There’s something to be said for that perception in Richard Donner’s original film and even Zack Snyder’s Man of Steel, where a heroic Jor-El (played by Marlon Brando in the former and Russell Crowe in the latter) exhorts his son to serve the people of his new planet, to be a beacon and ambassador of their lost civilization. The marching orders are basically an intergalactic tikkun olam and an example of a wholesome immigrant story.

Ironically, the nature of Gunn’s version, which he insists takes a positive view of immigration, leading to real-world tantrums on Fox News, seems to lend credence to what some anti-immigration hawks believe about those who come here: That they may be hostile to the values of the country they’re entering into based on the beliefs of their place of origin.

It’s very possible that Superman’s parents and their intentions for him on Earth may yet prove to be noble in subsequent films.

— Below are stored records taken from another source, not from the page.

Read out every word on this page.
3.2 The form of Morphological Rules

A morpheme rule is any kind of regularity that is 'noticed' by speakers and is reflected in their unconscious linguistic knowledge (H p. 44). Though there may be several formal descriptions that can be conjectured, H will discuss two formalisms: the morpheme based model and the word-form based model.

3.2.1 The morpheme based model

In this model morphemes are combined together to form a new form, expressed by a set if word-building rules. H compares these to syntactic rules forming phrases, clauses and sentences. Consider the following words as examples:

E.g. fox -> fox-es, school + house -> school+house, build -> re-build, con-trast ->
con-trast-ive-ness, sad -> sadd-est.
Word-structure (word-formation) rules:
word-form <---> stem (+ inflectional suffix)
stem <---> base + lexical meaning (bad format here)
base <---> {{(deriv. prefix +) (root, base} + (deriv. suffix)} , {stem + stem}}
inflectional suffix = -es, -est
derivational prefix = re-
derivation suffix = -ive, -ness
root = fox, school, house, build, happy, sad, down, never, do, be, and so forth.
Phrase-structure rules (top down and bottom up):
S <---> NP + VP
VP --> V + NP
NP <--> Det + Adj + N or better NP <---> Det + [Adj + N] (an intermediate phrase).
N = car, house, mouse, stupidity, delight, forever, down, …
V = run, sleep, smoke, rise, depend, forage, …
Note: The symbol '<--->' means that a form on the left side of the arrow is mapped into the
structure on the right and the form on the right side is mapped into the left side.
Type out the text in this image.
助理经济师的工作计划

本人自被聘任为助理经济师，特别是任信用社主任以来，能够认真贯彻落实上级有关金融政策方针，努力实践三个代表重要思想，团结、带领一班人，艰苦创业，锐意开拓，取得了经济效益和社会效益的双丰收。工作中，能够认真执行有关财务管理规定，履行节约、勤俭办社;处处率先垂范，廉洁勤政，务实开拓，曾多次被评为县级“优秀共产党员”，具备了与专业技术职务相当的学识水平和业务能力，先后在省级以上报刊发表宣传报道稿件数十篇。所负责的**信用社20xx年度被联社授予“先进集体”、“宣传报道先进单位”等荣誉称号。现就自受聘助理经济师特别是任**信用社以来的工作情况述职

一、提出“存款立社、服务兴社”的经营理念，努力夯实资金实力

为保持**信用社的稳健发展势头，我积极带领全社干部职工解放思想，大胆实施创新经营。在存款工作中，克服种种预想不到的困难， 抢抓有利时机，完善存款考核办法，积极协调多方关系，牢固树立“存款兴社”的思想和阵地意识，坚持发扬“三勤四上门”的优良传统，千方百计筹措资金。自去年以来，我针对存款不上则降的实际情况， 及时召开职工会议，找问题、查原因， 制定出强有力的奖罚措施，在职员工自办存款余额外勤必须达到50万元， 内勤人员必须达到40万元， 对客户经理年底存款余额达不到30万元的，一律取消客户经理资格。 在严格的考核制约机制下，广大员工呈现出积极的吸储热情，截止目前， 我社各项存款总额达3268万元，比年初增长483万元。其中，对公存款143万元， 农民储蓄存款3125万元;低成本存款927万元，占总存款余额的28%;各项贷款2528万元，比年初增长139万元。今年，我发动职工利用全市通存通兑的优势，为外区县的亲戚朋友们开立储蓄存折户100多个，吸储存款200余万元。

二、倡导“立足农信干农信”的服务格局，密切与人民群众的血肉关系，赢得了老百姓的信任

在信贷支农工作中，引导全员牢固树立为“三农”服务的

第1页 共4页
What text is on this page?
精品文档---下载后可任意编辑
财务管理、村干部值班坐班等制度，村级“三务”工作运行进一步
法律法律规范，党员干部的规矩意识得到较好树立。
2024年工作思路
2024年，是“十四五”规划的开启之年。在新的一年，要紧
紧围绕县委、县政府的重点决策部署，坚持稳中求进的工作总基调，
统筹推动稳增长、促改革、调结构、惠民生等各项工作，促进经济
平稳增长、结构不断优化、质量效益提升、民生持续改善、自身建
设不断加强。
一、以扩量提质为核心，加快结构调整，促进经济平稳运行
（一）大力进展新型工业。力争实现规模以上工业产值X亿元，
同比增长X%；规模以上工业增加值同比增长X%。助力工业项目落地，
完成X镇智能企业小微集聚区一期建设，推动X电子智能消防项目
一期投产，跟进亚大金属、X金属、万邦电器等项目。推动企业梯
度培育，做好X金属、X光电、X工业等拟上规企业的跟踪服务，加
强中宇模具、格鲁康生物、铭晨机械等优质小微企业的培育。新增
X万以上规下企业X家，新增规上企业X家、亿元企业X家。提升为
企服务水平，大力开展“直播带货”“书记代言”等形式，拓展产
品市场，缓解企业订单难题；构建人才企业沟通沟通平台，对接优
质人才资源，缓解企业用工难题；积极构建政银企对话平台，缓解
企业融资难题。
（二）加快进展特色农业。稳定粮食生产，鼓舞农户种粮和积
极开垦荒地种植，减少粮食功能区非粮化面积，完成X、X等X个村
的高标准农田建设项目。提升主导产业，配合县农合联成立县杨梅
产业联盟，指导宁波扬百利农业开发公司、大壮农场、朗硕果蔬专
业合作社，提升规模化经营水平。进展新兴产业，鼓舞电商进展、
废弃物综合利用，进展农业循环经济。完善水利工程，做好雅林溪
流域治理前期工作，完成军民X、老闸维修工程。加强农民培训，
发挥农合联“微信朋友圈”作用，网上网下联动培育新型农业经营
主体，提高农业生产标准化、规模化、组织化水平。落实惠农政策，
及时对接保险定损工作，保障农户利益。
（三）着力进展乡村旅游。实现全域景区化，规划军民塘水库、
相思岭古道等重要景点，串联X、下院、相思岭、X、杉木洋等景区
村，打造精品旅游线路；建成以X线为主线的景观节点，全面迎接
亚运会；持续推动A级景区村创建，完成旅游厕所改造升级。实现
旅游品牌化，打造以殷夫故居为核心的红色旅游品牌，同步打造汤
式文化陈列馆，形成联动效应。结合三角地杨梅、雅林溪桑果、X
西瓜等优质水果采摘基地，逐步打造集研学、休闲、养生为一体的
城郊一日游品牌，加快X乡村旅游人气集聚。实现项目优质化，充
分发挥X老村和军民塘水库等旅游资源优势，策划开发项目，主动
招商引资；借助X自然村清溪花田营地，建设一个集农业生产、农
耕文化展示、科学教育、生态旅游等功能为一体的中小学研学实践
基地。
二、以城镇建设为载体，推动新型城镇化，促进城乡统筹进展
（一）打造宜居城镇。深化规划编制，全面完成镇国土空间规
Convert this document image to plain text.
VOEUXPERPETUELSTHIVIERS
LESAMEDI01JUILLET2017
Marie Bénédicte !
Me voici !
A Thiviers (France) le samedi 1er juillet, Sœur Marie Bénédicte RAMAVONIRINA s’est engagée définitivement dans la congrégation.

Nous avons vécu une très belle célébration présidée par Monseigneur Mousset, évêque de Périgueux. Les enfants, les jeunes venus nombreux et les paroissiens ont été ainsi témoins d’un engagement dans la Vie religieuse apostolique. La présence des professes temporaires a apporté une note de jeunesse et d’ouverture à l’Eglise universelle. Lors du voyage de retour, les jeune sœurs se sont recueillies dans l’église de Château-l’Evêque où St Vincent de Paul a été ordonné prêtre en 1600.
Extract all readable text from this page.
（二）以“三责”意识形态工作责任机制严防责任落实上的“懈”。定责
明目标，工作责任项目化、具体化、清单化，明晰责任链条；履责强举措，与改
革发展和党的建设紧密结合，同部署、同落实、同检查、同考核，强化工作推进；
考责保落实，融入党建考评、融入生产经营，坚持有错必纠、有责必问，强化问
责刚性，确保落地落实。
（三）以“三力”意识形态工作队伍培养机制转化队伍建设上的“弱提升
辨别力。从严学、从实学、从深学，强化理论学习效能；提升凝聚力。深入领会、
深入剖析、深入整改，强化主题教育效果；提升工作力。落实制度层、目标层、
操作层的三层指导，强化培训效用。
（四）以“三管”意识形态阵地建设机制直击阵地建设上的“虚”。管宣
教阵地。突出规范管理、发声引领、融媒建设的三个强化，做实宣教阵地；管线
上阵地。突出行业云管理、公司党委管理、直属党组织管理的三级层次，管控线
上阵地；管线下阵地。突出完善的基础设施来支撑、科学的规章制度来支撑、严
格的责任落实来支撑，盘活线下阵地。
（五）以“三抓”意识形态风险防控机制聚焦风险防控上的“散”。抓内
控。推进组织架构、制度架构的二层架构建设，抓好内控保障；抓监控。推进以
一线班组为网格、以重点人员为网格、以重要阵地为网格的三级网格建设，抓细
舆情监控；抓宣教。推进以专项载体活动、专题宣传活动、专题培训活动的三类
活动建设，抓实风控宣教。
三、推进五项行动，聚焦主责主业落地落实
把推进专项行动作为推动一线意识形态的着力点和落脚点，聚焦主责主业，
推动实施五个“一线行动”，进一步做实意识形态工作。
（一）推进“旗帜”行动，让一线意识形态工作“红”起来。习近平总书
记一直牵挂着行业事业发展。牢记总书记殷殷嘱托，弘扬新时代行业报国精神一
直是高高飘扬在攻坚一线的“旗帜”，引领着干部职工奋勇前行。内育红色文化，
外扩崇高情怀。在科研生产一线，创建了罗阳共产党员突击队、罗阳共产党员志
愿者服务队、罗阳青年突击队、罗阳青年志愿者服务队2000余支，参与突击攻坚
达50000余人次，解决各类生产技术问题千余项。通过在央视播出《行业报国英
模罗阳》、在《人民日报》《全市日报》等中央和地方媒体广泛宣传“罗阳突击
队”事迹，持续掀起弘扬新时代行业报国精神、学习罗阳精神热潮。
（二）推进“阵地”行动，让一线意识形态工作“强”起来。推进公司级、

Some online are speculating that Jor-El removed the objectionable part of the message because it was delivered under duress, possibly owing to the threats of General Zod.

But going by the movie alone, the question of what makes Superman super has a pretty conservative answer.

In a poignant scene, following a sequence where Superman dodges black holes while holding an alien baby, Clark returns to the Kent farm in Smallville. He’s distressed that his birth parents had evil designs for him, and fears what that means for him as a person.

Jonathan “Pa” Kent (Pruitt Taylor Vince) tells his son “your choices, your actions, that’s what makes you who you are.”

But the film doesn’t really buy that — at least entirely.

In the final minutes, the Fortress of Solitude robots once again ask Clark if he’d like to see the message from his parents. Only now when he says “yes” do we see Ma and Pa Kent raising him. The takeaway is clear: It was these cornfed Americans, with their Christmas tree and their down-home values who guided his actions. They are the ones who made him who he is.

This was always part of Superman’s story, but it once was blended with the heroism and pride of his Kryptonian background, the culture he was not free to celebrate but the ethics of which he internalized. Without that, we can’t really call Superman Jewish. Unless we let the Lex Luthors of the world define us.